Recently I bought Gigabyte Gtx 960 G1 4 GB Video Card paired with my old Intel i3-540 processor over clocked to 3.8 GHz. 

I am having fps drops in Dota 2 team fights like the fps drops to 35-40 from 60 fps. Rest of the time its constant 60 fps and if v sync turned off then its 120 but drops to 60,70 even 35 fps in team fights. 

When Dota 2 is running  my graphics utilization is only 15-25 % when I check it from Geforce experience and processor load shows only 45-60% in real temp. So is it bottlenecking issue or do I need new processor to run Dota 2 and get constant 60 fps in team fights? 

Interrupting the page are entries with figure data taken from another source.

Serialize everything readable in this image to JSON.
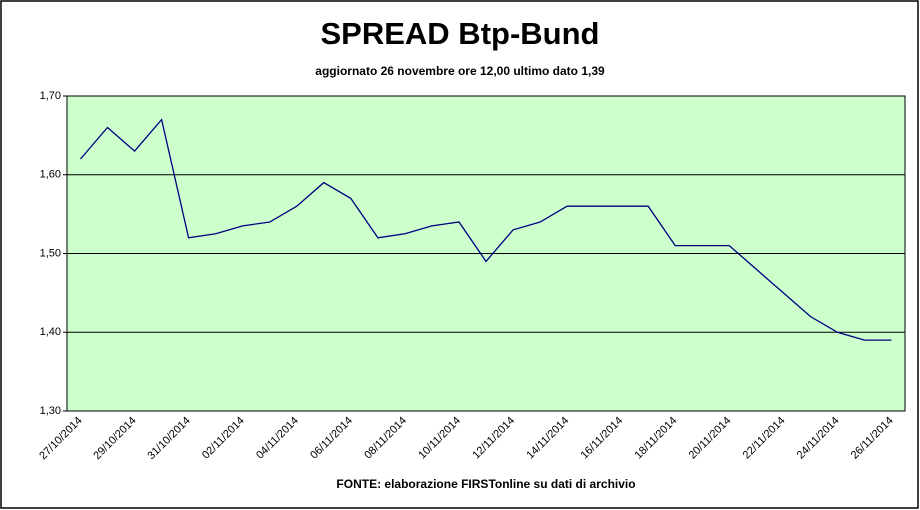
{
  "chart_data": {
    "type": "line",
    "title": "SPREAD Btp-Bund",
    "subtitle": "aggiornato 26 novembre ore 12,00  ultimo dato  1,39",
    "source": "FONTE: elaborazione FIRSTonline su dati di archivio",
    "categories": [
      "27/10/2014",
      null,
      "29/10/2014",
      null,
      "31/10/2014",
      null,
      "02/11/2014",
      null,
      "04/11/2014",
      null,
      "06/11/2014",
      null,
      "08/11/2014",
      null,
      "10/11/2014",
      null,
      "12/11/2014",
      null,
      "14/11/2014",
      null,
      "16/11/2014",
      null,
      "18/11/2014",
      null,
      "20/11/2014",
      null,
      "22/11/2014",
      null,
      "24/11/2014",
      null,
      "26/11/2014"
    ],
    "values": [
      1.62,
      1.66,
      1.63,
      1.67,
      1.52,
      1.525,
      1.535,
      1.54,
      1.56,
      1.59,
      1.57,
      1.52,
      1.525,
      1.535,
      1.54,
      1.49,
      1.53,
      1.54,
      1.56,
      1.56,
      1.56,
      1.56,
      1.51,
      1.51,
      1.51,
      1.48,
      1.45,
      1.42,
      1.4,
      1.39,
      1.39
    ],
    "color": "#000080",
    "ylim": [
      1.3,
      1.7
    ],
    "yticks": [
      {
        "value": 1.3,
        "label": "1,30"
      },
      {
        "value": 1.4,
        "label": "1,40"
      },
      {
        "value": 1.5,
        "label": "1,50"
      },
      {
        "value": 1.6,
        "label": "1,60"
      },
      {
        "value": 1.7,
        "label": "1,70"
      }
    ],
    "grid": true
  }
}
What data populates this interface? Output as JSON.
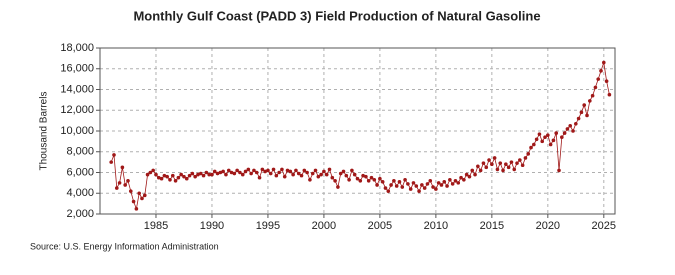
{
  "chart_data": {
    "type": "line",
    "title": "Monthly Gulf Coast (PADD 3) Field Production of Natural Gasoline",
    "ylabel": "Thousand Barrels",
    "source": "Source: U.S. Energy Information Administration",
    "xlim": [
      1980,
      2026
    ],
    "xticks": [
      1985,
      1990,
      1995,
      2000,
      2005,
      2010,
      2015,
      2020,
      2025
    ],
    "ylim": [
      2000,
      18000
    ],
    "yticks": [
      {
        "value": 2000,
        "label": "2,000"
      },
      {
        "value": 4000,
        "label": "4,000"
      },
      {
        "value": 6000,
        "label": "6,000"
      },
      {
        "value": 8000,
        "label": "8,000"
      },
      {
        "value": 10000,
        "label": "10,000"
      },
      {
        "value": 12000,
        "label": "12,000"
      },
      {
        "value": 14000,
        "label": "14,000"
      },
      {
        "value": 16000,
        "label": "16,000"
      },
      {
        "value": 18000,
        "label": "18,000"
      }
    ],
    "grid": true,
    "color": "#a01818",
    "x": [
      1981,
      1981.25,
      1981.5,
      1981.75,
      1982,
      1982.25,
      1982.5,
      1982.75,
      1983,
      1983.25,
      1983.5,
      1983.75,
      1984,
      1984.25,
      1984.5,
      1984.75,
      1985,
      1985.25,
      1985.5,
      1985.75,
      1986,
      1986.25,
      1986.5,
      1986.75,
      1987,
      1987.25,
      1987.5,
      1987.75,
      1988,
      1988.25,
      1988.5,
      1988.75,
      1989,
      1989.25,
      1989.5,
      1989.75,
      1990,
      1990.25,
      1990.5,
      1990.75,
      1991,
      1991.25,
      1991.5,
      1991.75,
      1992,
      1992.25,
      1992.5,
      1992.75,
      1993,
      1993.25,
      1993.5,
      1993.75,
      1994,
      1994.25,
      1994.5,
      1994.75,
      1995,
      1995.25,
      1995.5,
      1995.75,
      1996,
      1996.25,
      1996.5,
      1996.75,
      1997,
      1997.25,
      1997.5,
      1997.75,
      1998,
      1998.25,
      1998.5,
      1998.75,
      1999,
      1999.25,
      1999.5,
      1999.75,
      2000,
      2000.25,
      2000.5,
      2000.75,
      2001,
      2001.25,
      2001.5,
      2001.75,
      2002,
      2002.25,
      2002.5,
      2002.75,
      2003,
      2003.25,
      2003.5,
      2003.75,
      2004,
      2004.25,
      2004.5,
      2004.75,
      2005,
      2005.25,
      2005.5,
      2005.75,
      2006,
      2006.25,
      2006.5,
      2006.75,
      2007,
      2007.25,
      2007.5,
      2007.75,
      2008,
      2008.25,
      2008.5,
      2008.75,
      2009,
      2009.25,
      2009.5,
      2009.75,
      2010,
      2010.25,
      2010.5,
      2010.75,
      2011,
      2011.25,
      2011.5,
      2011.75,
      2012,
      2012.25,
      2012.5,
      2012.75,
      2013,
      2013.25,
      2013.5,
      2013.75,
      2014,
      2014.25,
      2014.5,
      2014.75,
      2015,
      2015.25,
      2015.5,
      2015.75,
      2016,
      2016.25,
      2016.5,
      2016.75,
      2017,
      2017.25,
      2017.5,
      2017.75,
      2018,
      2018.25,
      2018.5,
      2018.75,
      2019,
      2019.25,
      2019.5,
      2019.75,
      2020,
      2020.25,
      2020.5,
      2020.75,
      2021,
      2021.25,
      2021.5,
      2021.75,
      2022,
      2022.25,
      2022.5,
      2022.75,
      2023,
      2023.25,
      2023.5,
      2023.75,
      2024,
      2024.25,
      2024.5,
      2024.75,
      2025,
      2025.25,
      2025.5
    ],
    "values": [
      7000,
      7700,
      4500,
      5000,
      6500,
      4800,
      5200,
      4200,
      3200,
      2500,
      4000,
      3500,
      3800,
      5800,
      6000,
      6200,
      5800,
      5500,
      5400,
      5700,
      5600,
      5300,
      5700,
      5200,
      5500,
      5800,
      5600,
      5400,
      5700,
      5900,
      5600,
      5800,
      5900,
      5700,
      6000,
      5800,
      5800,
      6100,
      5900,
      6000,
      6100,
      5800,
      6200,
      6000,
      5900,
      6200,
      6000,
      5800,
      6100,
      6300,
      5900,
      6200,
      6000,
      5500,
      6300,
      6100,
      6200,
      5900,
      6300,
      5700,
      6000,
      6300,
      5600,
      6200,
      6100,
      5800,
      6200,
      5900,
      5700,
      6200,
      6000,
      5300,
      5900,
      6200,
      5600,
      5800,
      6100,
      5800,
      6300,
      5500,
      5200,
      4600,
      5900,
      6100,
      5700,
      5300,
      6200,
      5800,
      5400,
      5200,
      5700,
      5600,
      5200,
      5500,
      5300,
      4800,
      5400,
      5100,
      4500,
      4200,
      4800,
      5200,
      4700,
      5100,
      4600,
      5300,
      4900,
      4400,
      5000,
      4700,
      4200,
      4800,
      4500,
      4900,
      5200,
      4600,
      4400,
      5000,
      4800,
      5100,
      4700,
      5300,
      4900,
      5200,
      5000,
      5500,
      5300,
      5800,
      5600,
      6200,
      5800,
      6600,
      6200,
      6900,
      6500,
      7200,
      6800,
      7400,
      6300,
      6900,
      6200,
      6800,
      6500,
      7000,
      6300,
      6900,
      7200,
      6700,
      7400,
      7800,
      8400,
      8700,
      9200,
      9700,
      9000,
      9400,
      9600,
      8700,
      9100,
      9800,
      6200,
      9400,
      9800,
      10200,
      10500,
      10000,
      10700,
      11200,
      11800,
      12500,
      11500,
      12900,
      13400,
      14200,
      15000,
      15800,
      16600,
      14800,
      13500
    ]
  }
}
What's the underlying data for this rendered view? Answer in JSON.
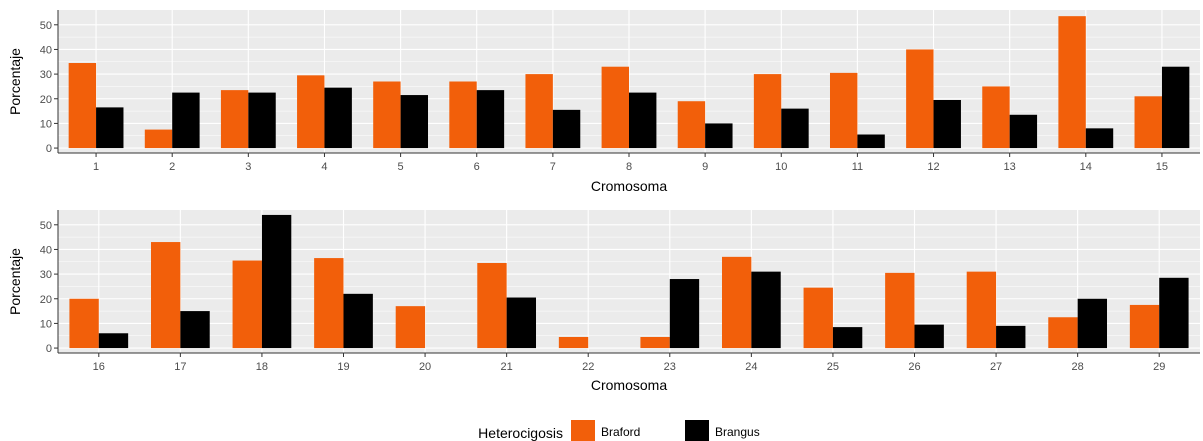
{
  "colors": {
    "braford": "#F25F0A",
    "brangus": "#000000",
    "panel_bg": "#EBEBEB",
    "grid": "#FFFFFF"
  },
  "legend": {
    "title": "Heterocigosis",
    "position": "bottom",
    "items": [
      "Braford",
      "Brangus"
    ]
  },
  "chart_data": [
    {
      "type": "bar",
      "xlabel": "Cromosoma",
      "ylabel": "Porcentaje",
      "ylim": [
        -2,
        56
      ],
      "yticks": [
        0,
        10,
        20,
        30,
        40,
        50
      ],
      "grid": true,
      "categories": [
        "1",
        "2",
        "3",
        "4",
        "5",
        "6",
        "7",
        "8",
        "9",
        "10",
        "11",
        "12",
        "13",
        "14",
        "15"
      ],
      "series": [
        {
          "name": "Braford",
          "values": [
            34.5,
            7.5,
            23.5,
            29.5,
            27,
            27,
            30,
            33,
            19,
            30,
            30.5,
            40,
            25,
            53.5,
            21
          ]
        },
        {
          "name": "Brangus",
          "values": [
            16.5,
            22.5,
            22.5,
            24.5,
            21.5,
            23.5,
            15.5,
            22.5,
            10,
            16,
            5.5,
            19.5,
            13.5,
            8,
            33
          ]
        }
      ]
    },
    {
      "type": "bar",
      "xlabel": "Cromosoma",
      "ylabel": "Porcentaje",
      "ylim": [
        -2,
        56
      ],
      "yticks": [
        0,
        10,
        20,
        30,
        40,
        50
      ],
      "grid": true,
      "categories": [
        "16",
        "17",
        "18",
        "19",
        "20",
        "21",
        "22",
        "23",
        "24",
        "25",
        "26",
        "27",
        "28",
        "29"
      ],
      "series": [
        {
          "name": "Braford",
          "values": [
            20,
            43,
            35.5,
            36.5,
            17,
            34.5,
            4.5,
            4.5,
            37,
            24.5,
            30.5,
            31,
            12.5,
            17.5
          ]
        },
        {
          "name": "Brangus",
          "values": [
            6,
            15,
            54,
            22,
            0,
            20.5,
            0,
            28,
            31,
            8.5,
            9.5,
            9,
            20,
            28.5
          ]
        }
      ]
    }
  ]
}
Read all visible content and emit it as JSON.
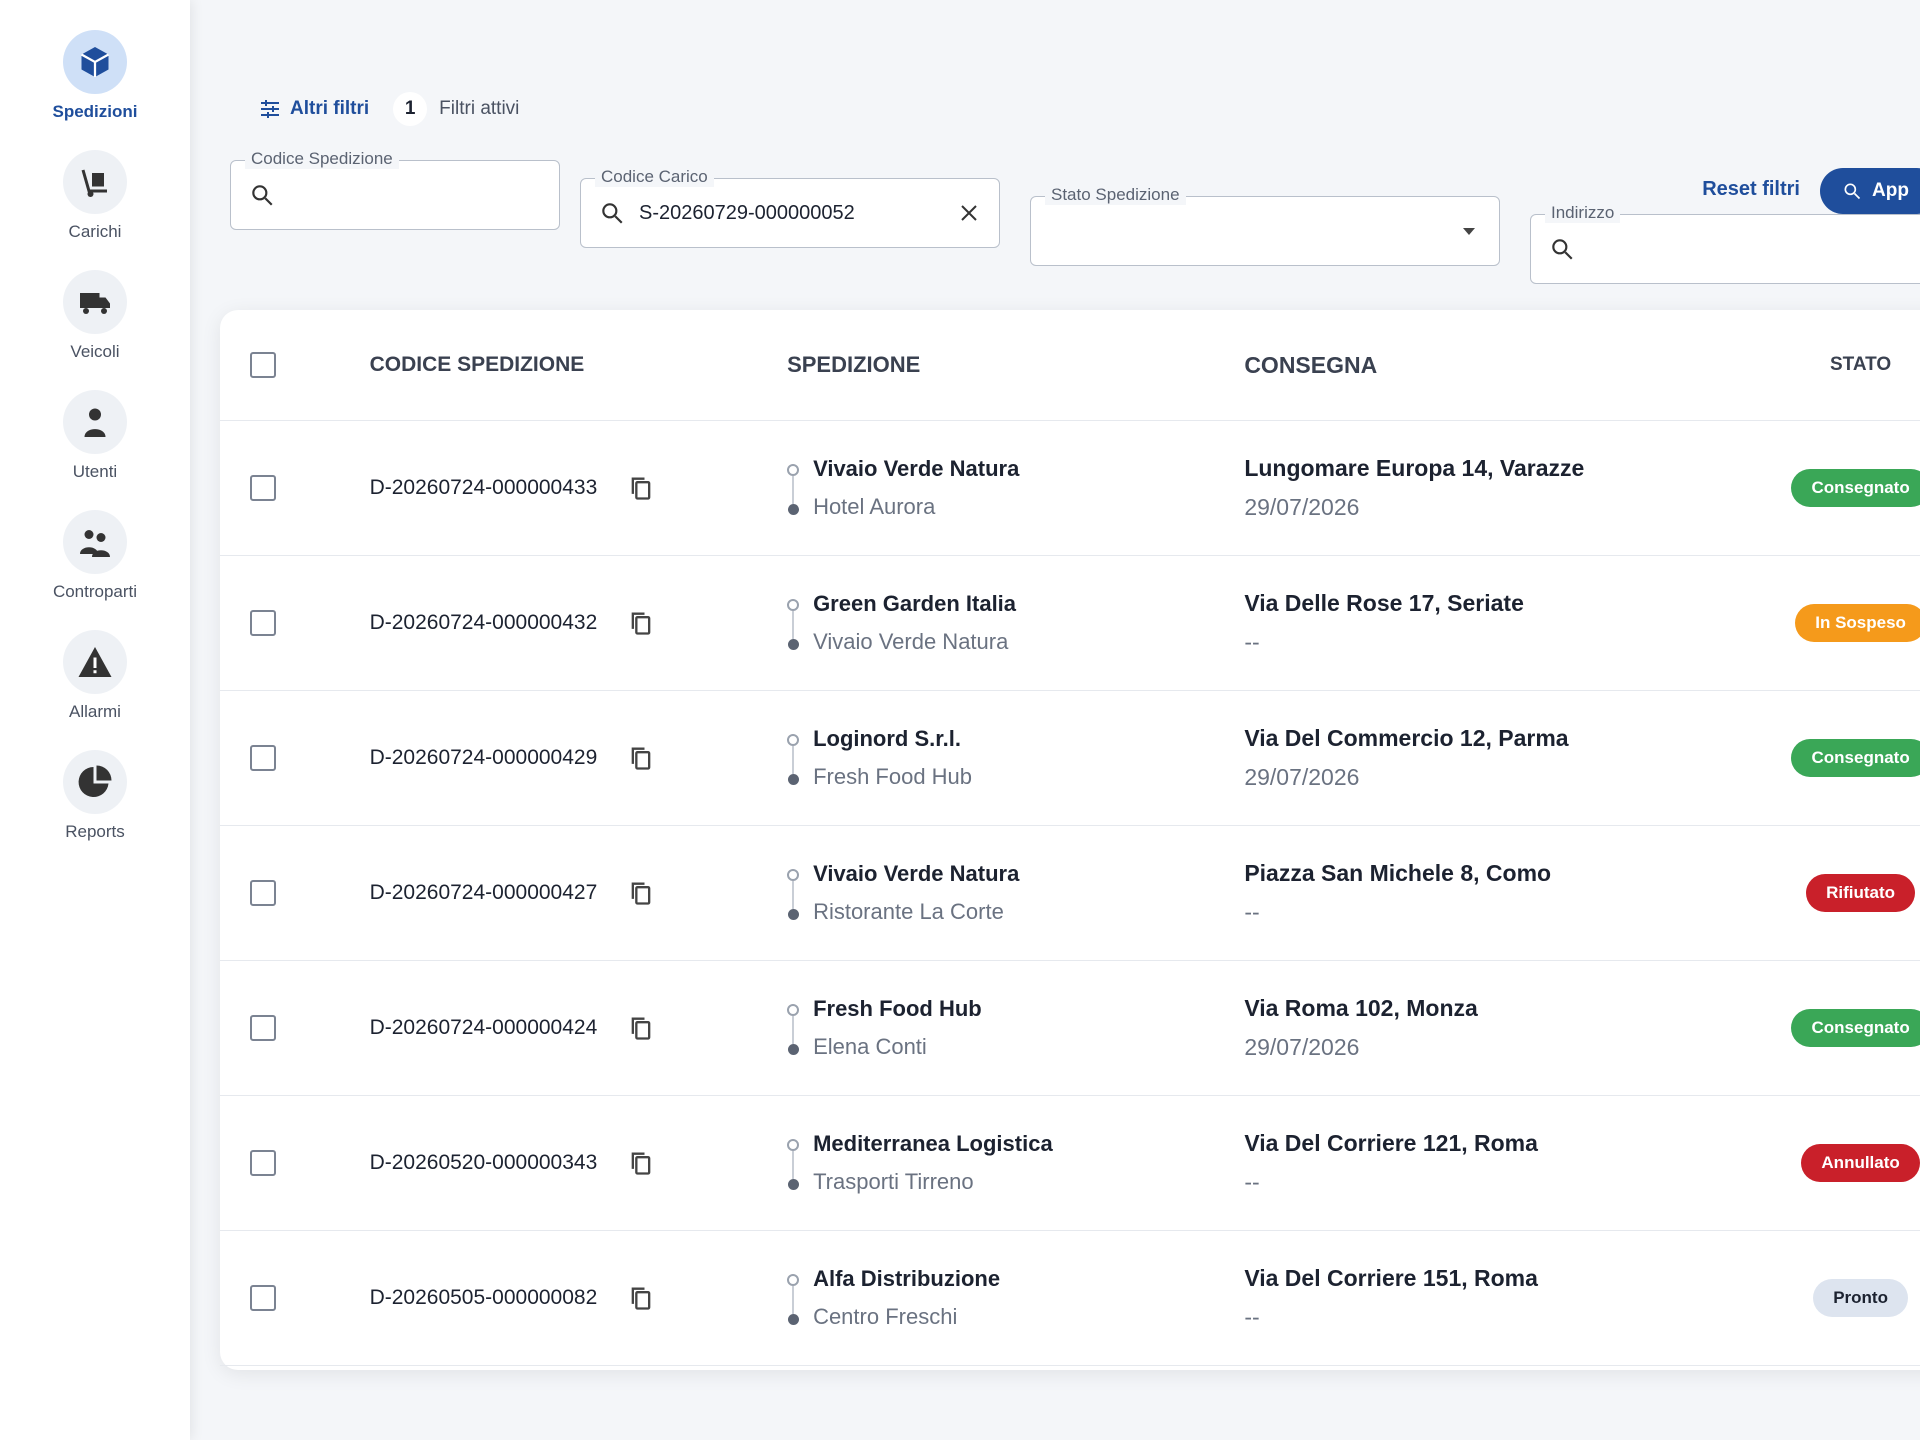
{
  "sidebar": {
    "items": [
      {
        "label": "Spedizioni",
        "active": true
      },
      {
        "label": "Carichi"
      },
      {
        "label": "Veicoli"
      },
      {
        "label": "Utenti"
      },
      {
        "label": "Controparti"
      },
      {
        "label": "Allarmi"
      },
      {
        "label": "Reports"
      }
    ]
  },
  "toolbar": {
    "more_filters": "Altri filtri",
    "active_count": 1,
    "active_label": "Filtri attivi"
  },
  "filters": {
    "fields": [
      {
        "label": "Codice Spedizione",
        "kind": "search"
      },
      {
        "label": "Codice Carico",
        "kind": "search",
        "value": "S-20260729-000000052"
      },
      {
        "label": "Stato Spedizione",
        "kind": "select"
      },
      {
        "label": "Indirizzo",
        "kind": "search"
      }
    ],
    "reset": "Reset filtri",
    "apply": "App"
  },
  "table": {
    "columns": [
      "CODICE SPEDIZIONE",
      "SPEDIZIONE",
      "CONSEGNA",
      "STATO"
    ],
    "rows": [
      {
        "code": "D-20260724-000000433",
        "sender": "Vivaio Verde Natura",
        "receiver": "Hotel Aurora",
        "address": "Lungomare Europa 14, Varazze",
        "date": "29/07/2026",
        "status": "Consegnato",
        "status_color": "#3aa757"
      },
      {
        "code": "D-20260724-000000432",
        "sender": "Green Garden Italia",
        "receiver": "Vivaio Verde Natura",
        "address": "Via Delle Rose 17, Seriate",
        "date": "--",
        "status": "In Sospeso",
        "status_color": "#f59a1b"
      },
      {
        "code": "D-20260724-000000429",
        "sender": "Loginord S.r.l.",
        "receiver": "Fresh Food Hub",
        "address": "Via Del Commercio 12, Parma",
        "date": "29/07/2026",
        "status": "Consegnato",
        "status_color": "#3aa757"
      },
      {
        "code": "D-20260724-000000427",
        "sender": "Vivaio Verde Natura",
        "receiver": "Ristorante La Corte",
        "address": "Piazza San Michele 8, Como",
        "date": "--",
        "status": "Rifiutato",
        "status_color": "#c9202a"
      },
      {
        "code": "D-20260724-000000424",
        "sender": "Fresh Food Hub",
        "receiver": "Elena Conti",
        "address": "Via Roma 102, Monza",
        "date": "29/07/2026",
        "status": "Consegnato",
        "status_color": "#3aa757"
      },
      {
        "code": "D-20260520-000000343",
        "sender": "Mediterranea Logistica",
        "receiver": "Trasporti Tirreno",
        "address": "Via Del Corriere 121, Roma",
        "date": "--",
        "status": "Annullato",
        "status_color": "#c9202a"
      },
      {
        "code": "D-20260505-000000082",
        "sender": "Alfa Distribuzione",
        "receiver": "Centro Freschi",
        "address": "Via Del Corriere 151, Roma",
        "date": "--",
        "status": "Pronto",
        "status_color": "#dde4ef"
      }
    ]
  }
}
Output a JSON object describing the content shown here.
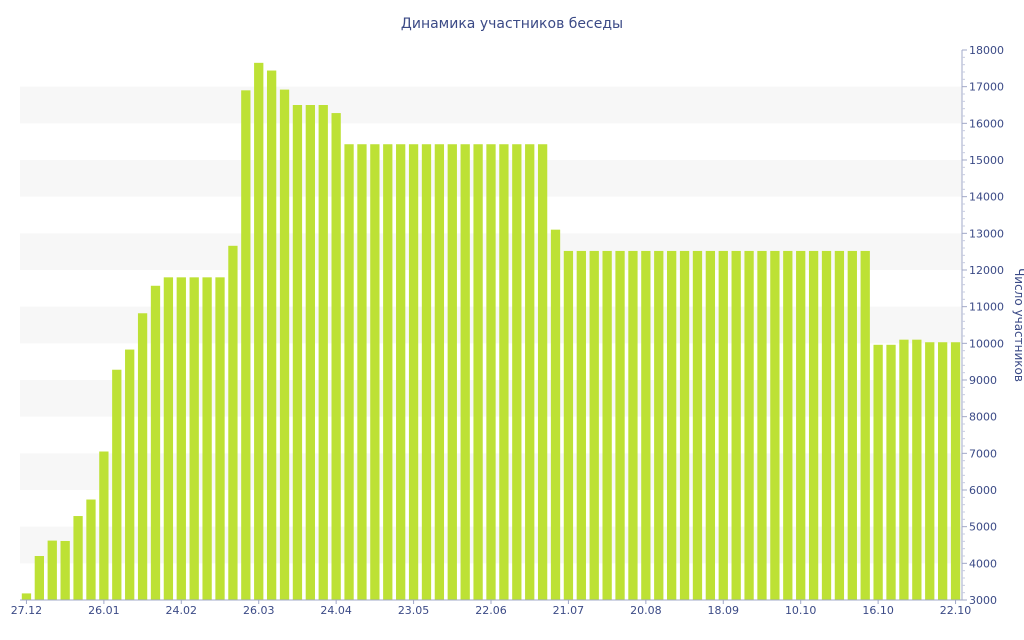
{
  "chart_data": {
    "type": "bar",
    "title": "Динамика участников беседы",
    "xlabel": "",
    "ylabel": "Число участников",
    "ylim": [
      3000,
      18000
    ],
    "y_axis_side": "right",
    "y_ticks": [
      3000,
      4000,
      5000,
      6000,
      7000,
      8000,
      9000,
      10000,
      11000,
      12000,
      13000,
      14000,
      15000,
      16000,
      17000,
      18000
    ],
    "x_tick_labels": [
      {
        "label": "27.12",
        "index": 0
      },
      {
        "label": "26.01",
        "index": 6
      },
      {
        "label": "24.02",
        "index": 12
      },
      {
        "label": "26.03",
        "index": 18
      },
      {
        "label": "24.04",
        "index": 24
      },
      {
        "label": "23.05",
        "index": 30
      },
      {
        "label": "22.06",
        "index": 36
      },
      {
        "label": "21.07",
        "index": 42
      },
      {
        "label": "20.08",
        "index": 48
      },
      {
        "label": "18.09",
        "index": 54
      },
      {
        "label": "10.10",
        "index": 60
      },
      {
        "label": "16.10",
        "index": 66
      },
      {
        "label": "22.10",
        "index": 72
      }
    ],
    "grid": "alternating horizontal bands",
    "bar_color": "#bde135",
    "values": [
      3180,
      4200,
      4620,
      4610,
      5290,
      5740,
      7050,
      9280,
      9830,
      10820,
      11570,
      11800,
      11800,
      11800,
      11800,
      11800,
      12660,
      16900,
      17650,
      17440,
      16920,
      16500,
      16500,
      16500,
      16280,
      15430,
      15430,
      15430,
      15430,
      15430,
      15430,
      15430,
      15430,
      15430,
      15430,
      15430,
      15430,
      15430,
      15430,
      15430,
      15430,
      13100,
      12520,
      12520,
      12520,
      12520,
      12520,
      12520,
      12520,
      12520,
      12520,
      12520,
      12520,
      12520,
      12520,
      12520,
      12520,
      12520,
      12520,
      12520,
      12520,
      12520,
      12520,
      12520,
      12520,
      12520,
      9960,
      9960,
      10100,
      10100,
      10030,
      10030,
      10030
    ]
  }
}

I have updated all the drivers and bios, Intel updates. I have windows 10 pro and is up to date. Tried turning v sync on off and tweaking some other settings but still same issue. Funny thing is when I turn all the settings to low still have some frame drops like 50 or 55 but not constant 60 fps

960 should be able to handle it easily as I have no problems with gta 5, far cry 4 running it to 45-60 fps on very high.

My System

Processor-             i3-540

Motherboard-         Intel DH55TC

Video Card-           Gigabyte Gtx 960 G1 4 GB

Ram-                    Transcend 2 x 4 GB 1333 MHz

Power Supply-        Corsair Vs 450 watts

CPU Cooler-           Cooler Master blizzard T2

Storage-                Western Digital Caviar Blue 1 TB

Monitor-                 lg  e1940 19 in


----------



## rajesh00 (Sep 1, 2015)

Same for me.Early game it does lag.May be its with dota 2 game for loading.Try Changing power management from adaptive to maximum in Nvidia control panel.It solved for me.If it didn't change vsync to adaptive in control panel.It locks at ur screen RR.


----------